What is Formaldehyde?

Formaldehyde is a naturally occurring chemical found in homes and buildings (and in your body if you overindulge in alcohol). Fortunately, it breaks down in the environment and within our bodies quickly. It’s not all sunshine and rainbows, prolonged exposure to high levels of the compound can lead to respiratory issues and even cancer. Below is a list of common items that contain formaldehyde:


Examples of Common Environmental Emitters of Formaldehyde

Plywood, MDF, Particleboard Carpet Insulation Air Fresheners
Cigarettes/Tobacco Glues and Resins Gas Stoves/Ovens Household Cleaners
Architectural/LVL Lumber Fabric softeners Engineered/Laminate Floors Wood Stoves/Space Heaters
Wrinkle-Free Cloths Personal Care Products Furniture Coatings and Finishes
Cabinetry Latex Paint/Wallpaper Fabric Softeners Cosmetics


Forest Products and Formaldehyde

There are many forest products that emit formaldehyde into the environment. All of these products fall into what is classified as composite wood products. They are products that are made by combining multiple pieces of wood together using glue. The resin or glue that holds the products together are often the reason for the emission. For decades formaldehyde was utilized to control the speed that a resin hardened and cured, the more formaldehyde, the faster the resin cured. As regulations were put into place, the amount of formaldehyde was decreased and the conditions and methods used to create the composite wood products were more closely monitored.


Who Regulates this Stuff?

In 1984, HUD 24 CFR 3280.308 became the standard for manufactured homes in the U.S. and regulated the amount of allowable formaldehyde that could come from a product. Fast forward to 2008, and the California Air Resources Board created CARB ATCM 93120, that regulates products that can be imported and sold into the state of California. The CARB rule, regulated the allowable limits of formaldehyde and created a system of Third Party Certifiers (TPC) that certify the process a manufacturer utilizes to meet the standard.

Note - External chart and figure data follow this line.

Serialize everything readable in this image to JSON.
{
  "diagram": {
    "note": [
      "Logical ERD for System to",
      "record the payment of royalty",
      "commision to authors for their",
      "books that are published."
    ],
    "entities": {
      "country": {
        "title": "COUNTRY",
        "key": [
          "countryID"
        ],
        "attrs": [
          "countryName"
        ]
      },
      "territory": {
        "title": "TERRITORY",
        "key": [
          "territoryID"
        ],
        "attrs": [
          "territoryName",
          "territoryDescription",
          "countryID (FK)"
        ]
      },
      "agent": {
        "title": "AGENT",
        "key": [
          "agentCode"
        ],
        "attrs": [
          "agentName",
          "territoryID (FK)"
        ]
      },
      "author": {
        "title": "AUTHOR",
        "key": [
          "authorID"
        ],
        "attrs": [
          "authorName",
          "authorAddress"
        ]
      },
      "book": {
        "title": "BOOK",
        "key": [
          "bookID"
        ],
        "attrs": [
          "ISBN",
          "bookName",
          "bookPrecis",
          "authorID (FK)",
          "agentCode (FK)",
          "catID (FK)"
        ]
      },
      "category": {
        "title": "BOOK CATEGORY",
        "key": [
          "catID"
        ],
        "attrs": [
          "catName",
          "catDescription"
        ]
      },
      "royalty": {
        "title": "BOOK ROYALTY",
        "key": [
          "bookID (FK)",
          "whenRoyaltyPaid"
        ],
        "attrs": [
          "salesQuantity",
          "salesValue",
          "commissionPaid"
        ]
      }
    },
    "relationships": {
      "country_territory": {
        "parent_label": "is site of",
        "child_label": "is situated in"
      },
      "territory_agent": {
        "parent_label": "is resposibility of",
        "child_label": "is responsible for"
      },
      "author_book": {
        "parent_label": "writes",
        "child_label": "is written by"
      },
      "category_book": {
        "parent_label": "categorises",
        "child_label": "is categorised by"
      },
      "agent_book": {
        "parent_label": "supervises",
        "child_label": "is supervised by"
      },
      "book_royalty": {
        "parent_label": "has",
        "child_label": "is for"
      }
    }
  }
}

In 2016, the Environmental Protection Agency (EPA) created the Toxic Substance Control Act (TSCA) Title VI, which regulates emission standards for all U.S. states and territories. TSCA Title VI also sets who can be a TPC and what the requirements of manufacturers, laminators, importers, distributors, and retailers are regarding the rule. Each set of rules, has their own detailed testing procedures, reporting standards, and document retention policies.


What is a TPC?

A TPC is an accredited company that verifies the accuracy of emission test procedures and facilities processes, evaluates and monitors the manufacturer/laminated product producer quality control programs, and provides independent audits and inspections of manufacturer/laminated product producer facilities. The TPCs must meet strict standards and be accredited to perform the duties required by the rules. Benchmark Holdings is an example of an accredited TPC for both CARB and TSCA Title VI.


What Does a TPC Do?

As part of both the requirements for TSCA Title VI and CARB ATCM 93120, TPCs evaluate the processes and procedures of companies who produce materials that fall under the rules. The TPC must perform a series of document reviews, laboratory and mill inspections, and product testing to make sure that all requirements are met. A mill’s process can then be certified, but certification is dependent on periodic testing, sampling, and inspections. Any failure to meet part of the requirements can lead to loss of certification.